On 15th February U.S. company Lockheed Martin anounced that will produce 12 CH-53K heavy lift helicopters for Israel under a U.S. Navy Foreign Military Sales (FMS) agreement. This production announcement is for the first four of 12 aircraft for Israel and is on the heels of a contract to produce nine more aircraft for the U.S. Marine Corps. The signed letter of offer and acceptance (LOA) between the U.S. Government and Israel states first deliveries of the baseline aircraft are planned for 2025.
Lockheed Martin will produce 12 CH-53K heavy lift helicopters for Israel under a U.S. Navy Foreign Military Sales (FMS) agreement / Photo: Lockheed Martin
The CH-53K helicopters will replace the Israeli Air Force (IAF) fleet of modified CH-53D Yasur helicopters, which have been in Israel’s inventory for over 50 years. The all-new CH-53K delivers modern state-of-the-art capabilities that result in improved survivability, safety, and reduced aircrew workload over its predecessor, making it the perfect fit for the demanding IAF mission. Also, with a reduction in support equipment footprint compared to the legacy fleet, the CH-53K will mean reduced operating costs.
We are building on decades of experience and partnership in supporting the CH-53E for the Marine Corps and the CH53D for the IAF. Sikorsky has a deep understanding of the world-wide heavy lift mission enabling our team and proven supply chain to offer tailored solutions resulting in more efficient missions, said Paul Lemmo, president, Sikorsky. We are committed to provide training and sustainment support to ensure a smooth entry into service for the IAF.

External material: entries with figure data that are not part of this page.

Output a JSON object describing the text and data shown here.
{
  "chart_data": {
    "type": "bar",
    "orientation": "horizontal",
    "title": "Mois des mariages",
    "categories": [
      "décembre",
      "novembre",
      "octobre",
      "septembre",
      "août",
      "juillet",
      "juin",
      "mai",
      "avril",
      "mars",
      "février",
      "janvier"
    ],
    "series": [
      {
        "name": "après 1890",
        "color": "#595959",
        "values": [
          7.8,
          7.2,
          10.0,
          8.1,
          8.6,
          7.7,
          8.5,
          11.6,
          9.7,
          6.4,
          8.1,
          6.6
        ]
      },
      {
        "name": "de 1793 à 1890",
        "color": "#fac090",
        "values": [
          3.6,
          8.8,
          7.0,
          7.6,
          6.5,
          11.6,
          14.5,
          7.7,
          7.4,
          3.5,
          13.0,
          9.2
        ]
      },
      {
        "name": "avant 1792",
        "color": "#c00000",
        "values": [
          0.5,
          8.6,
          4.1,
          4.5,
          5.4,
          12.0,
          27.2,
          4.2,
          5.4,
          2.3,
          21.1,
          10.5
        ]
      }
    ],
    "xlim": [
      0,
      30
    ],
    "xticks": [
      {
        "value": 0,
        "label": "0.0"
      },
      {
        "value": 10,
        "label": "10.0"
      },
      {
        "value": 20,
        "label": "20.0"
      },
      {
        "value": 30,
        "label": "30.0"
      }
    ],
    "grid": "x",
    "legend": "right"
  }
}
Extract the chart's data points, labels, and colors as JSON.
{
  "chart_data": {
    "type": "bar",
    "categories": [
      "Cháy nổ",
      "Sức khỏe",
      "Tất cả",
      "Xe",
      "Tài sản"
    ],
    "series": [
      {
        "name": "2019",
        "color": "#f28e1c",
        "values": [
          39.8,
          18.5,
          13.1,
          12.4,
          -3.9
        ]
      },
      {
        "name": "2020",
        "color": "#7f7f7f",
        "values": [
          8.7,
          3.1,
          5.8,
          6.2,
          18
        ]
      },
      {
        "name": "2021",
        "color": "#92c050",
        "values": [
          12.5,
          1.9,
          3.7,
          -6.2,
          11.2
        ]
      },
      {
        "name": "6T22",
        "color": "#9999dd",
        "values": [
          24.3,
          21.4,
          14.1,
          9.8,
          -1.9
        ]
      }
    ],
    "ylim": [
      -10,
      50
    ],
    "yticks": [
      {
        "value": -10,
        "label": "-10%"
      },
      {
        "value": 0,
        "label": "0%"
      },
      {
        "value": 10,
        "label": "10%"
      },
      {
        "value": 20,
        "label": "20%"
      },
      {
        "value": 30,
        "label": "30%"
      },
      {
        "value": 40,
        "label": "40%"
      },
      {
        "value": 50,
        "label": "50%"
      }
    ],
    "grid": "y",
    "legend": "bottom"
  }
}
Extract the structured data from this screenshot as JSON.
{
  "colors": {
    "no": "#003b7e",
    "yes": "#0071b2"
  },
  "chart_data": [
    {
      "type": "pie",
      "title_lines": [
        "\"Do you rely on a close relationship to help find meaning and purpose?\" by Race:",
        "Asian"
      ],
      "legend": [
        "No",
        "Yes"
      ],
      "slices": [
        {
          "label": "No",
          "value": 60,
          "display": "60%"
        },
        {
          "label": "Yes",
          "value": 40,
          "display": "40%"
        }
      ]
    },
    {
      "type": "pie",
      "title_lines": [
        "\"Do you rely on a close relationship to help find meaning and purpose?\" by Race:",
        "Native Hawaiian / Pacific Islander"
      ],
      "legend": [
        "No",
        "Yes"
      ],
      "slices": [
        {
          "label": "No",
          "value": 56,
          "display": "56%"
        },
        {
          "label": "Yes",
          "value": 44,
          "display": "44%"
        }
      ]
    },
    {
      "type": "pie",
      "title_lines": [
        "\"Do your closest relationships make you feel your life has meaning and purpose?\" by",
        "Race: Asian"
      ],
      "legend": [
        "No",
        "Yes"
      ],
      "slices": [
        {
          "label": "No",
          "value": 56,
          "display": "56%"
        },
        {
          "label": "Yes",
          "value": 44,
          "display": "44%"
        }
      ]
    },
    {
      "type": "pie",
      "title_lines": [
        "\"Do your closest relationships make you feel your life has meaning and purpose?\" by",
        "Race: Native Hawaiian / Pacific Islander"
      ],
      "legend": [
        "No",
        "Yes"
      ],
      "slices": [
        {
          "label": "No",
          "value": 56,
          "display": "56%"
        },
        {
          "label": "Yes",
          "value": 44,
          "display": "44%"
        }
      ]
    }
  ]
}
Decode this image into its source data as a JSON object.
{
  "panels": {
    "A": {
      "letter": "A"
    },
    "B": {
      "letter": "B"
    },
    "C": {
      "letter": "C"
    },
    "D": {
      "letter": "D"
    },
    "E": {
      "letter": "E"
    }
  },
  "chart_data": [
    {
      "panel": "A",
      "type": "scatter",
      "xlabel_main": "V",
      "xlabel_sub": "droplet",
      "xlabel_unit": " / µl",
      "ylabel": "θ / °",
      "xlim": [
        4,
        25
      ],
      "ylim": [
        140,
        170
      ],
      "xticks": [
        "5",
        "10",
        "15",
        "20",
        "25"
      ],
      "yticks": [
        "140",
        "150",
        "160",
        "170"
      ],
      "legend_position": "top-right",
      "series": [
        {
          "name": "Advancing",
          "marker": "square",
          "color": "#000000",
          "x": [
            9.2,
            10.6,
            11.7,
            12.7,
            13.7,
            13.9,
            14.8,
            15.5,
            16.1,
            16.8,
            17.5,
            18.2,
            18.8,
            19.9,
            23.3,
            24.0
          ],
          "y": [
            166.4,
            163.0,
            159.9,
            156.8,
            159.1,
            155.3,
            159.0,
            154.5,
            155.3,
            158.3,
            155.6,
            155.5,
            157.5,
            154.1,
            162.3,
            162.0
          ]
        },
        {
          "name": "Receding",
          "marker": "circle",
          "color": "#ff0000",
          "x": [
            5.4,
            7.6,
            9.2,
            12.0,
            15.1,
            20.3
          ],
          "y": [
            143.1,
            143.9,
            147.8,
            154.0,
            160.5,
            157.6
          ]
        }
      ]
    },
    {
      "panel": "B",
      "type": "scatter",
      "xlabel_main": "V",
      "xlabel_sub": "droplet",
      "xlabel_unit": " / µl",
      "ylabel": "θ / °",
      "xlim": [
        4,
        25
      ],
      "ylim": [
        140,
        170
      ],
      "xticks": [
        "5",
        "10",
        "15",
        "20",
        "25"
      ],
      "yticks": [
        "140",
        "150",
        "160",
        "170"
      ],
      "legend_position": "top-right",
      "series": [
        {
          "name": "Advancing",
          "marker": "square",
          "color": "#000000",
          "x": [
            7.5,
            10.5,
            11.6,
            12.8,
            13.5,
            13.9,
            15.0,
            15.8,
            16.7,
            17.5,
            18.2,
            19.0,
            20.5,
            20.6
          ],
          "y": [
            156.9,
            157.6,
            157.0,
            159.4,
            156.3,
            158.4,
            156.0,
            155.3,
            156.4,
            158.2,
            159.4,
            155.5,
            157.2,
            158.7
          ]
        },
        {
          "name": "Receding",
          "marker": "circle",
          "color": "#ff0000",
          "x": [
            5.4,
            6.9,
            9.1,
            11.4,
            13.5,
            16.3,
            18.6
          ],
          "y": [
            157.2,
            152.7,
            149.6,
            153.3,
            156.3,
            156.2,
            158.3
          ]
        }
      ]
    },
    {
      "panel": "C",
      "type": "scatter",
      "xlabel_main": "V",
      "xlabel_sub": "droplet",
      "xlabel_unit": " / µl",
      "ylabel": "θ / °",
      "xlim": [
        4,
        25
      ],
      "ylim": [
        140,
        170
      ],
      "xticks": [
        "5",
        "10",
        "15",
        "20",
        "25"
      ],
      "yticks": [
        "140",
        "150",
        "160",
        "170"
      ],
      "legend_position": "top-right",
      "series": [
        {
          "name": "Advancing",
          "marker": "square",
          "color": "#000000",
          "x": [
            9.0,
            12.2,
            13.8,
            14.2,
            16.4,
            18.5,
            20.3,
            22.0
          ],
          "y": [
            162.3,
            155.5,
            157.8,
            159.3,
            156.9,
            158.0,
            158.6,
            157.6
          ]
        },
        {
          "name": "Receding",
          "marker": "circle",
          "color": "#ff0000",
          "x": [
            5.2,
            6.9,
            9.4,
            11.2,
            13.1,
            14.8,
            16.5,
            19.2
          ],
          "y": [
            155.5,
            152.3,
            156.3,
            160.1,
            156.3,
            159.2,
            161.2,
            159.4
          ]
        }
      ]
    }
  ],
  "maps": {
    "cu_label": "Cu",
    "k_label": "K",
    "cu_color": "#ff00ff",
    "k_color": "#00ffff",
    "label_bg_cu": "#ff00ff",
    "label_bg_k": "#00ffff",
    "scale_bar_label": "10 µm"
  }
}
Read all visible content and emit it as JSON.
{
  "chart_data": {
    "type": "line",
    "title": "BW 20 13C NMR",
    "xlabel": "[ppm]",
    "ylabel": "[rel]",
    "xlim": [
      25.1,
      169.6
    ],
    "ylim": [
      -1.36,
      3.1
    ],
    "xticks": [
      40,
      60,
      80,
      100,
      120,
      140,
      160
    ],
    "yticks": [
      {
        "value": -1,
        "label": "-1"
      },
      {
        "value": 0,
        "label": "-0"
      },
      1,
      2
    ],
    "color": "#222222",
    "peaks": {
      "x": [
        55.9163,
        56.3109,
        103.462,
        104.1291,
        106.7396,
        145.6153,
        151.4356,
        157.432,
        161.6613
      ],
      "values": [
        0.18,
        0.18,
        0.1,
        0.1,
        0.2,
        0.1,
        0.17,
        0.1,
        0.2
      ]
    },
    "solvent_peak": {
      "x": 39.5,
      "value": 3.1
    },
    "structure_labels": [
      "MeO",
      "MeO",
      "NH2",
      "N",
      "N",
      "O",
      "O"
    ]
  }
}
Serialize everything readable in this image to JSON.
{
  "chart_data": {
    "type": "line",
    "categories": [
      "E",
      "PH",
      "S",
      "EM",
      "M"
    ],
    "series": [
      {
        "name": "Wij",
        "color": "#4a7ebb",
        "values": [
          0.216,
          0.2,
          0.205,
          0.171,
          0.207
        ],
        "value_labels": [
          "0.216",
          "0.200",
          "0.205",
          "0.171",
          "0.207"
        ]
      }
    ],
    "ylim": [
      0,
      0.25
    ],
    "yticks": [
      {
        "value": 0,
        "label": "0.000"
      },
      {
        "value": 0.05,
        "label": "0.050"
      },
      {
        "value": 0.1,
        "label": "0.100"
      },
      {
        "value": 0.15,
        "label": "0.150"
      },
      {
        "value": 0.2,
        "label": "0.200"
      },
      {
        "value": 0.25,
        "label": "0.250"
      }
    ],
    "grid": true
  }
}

The aircraft will be manufactured at Sikorsky headquarters in Stratford, Connecticut, leveraging the company’s digital build and advanced technology production processes.
Lockheed Martin press release
Sikorsky Aircraft Corp., a Lockheed Martin Co., Stratford, Connecticut, is awarded a $372,040,552 fixed-price incentive (firm-target) modification (P00007) to a previously awarded contract (N0001920C0047). This modification exercises an option for the production and delivery of four low-rate initial production, Lot 6, CH-53K Heavy Lift aircraft, as well as associated aircraft programmatic and logistical support for the government of Israel. Work will be performed in Stratford, Connecticut (37.57%); Wichita, Kansas (9.56%); Salt Lake City, Utah (5.60%); St. Louis, Missouri (4.36%); Bridgeport, West Virginia (3.11%); Redmond, Washington (1.99%); Kent, Washington (1.67%); Quebec, Canada (1.63%); Cudahy, Wisconsin (1.42%); Rochester, United Kingdom (1.29%); Fort Walton Beach, Florida (1.19%); Rome, New York (1.12%); Saint Marcel, France (1.04%); Jupiter, Florida (1.03%); various locations within the continental U.S. (26.36%); and various locations outside the continental U.S. (1.06%), and is expected to be completed in November 2025. Foreign Military Sales funds in the amount of $372,040,552 will be obligated at time of award, none of which will expire at the end of the current fiscal year. The Naval Air Systems Command, Patuxent River, Maryland, is the contracting activity.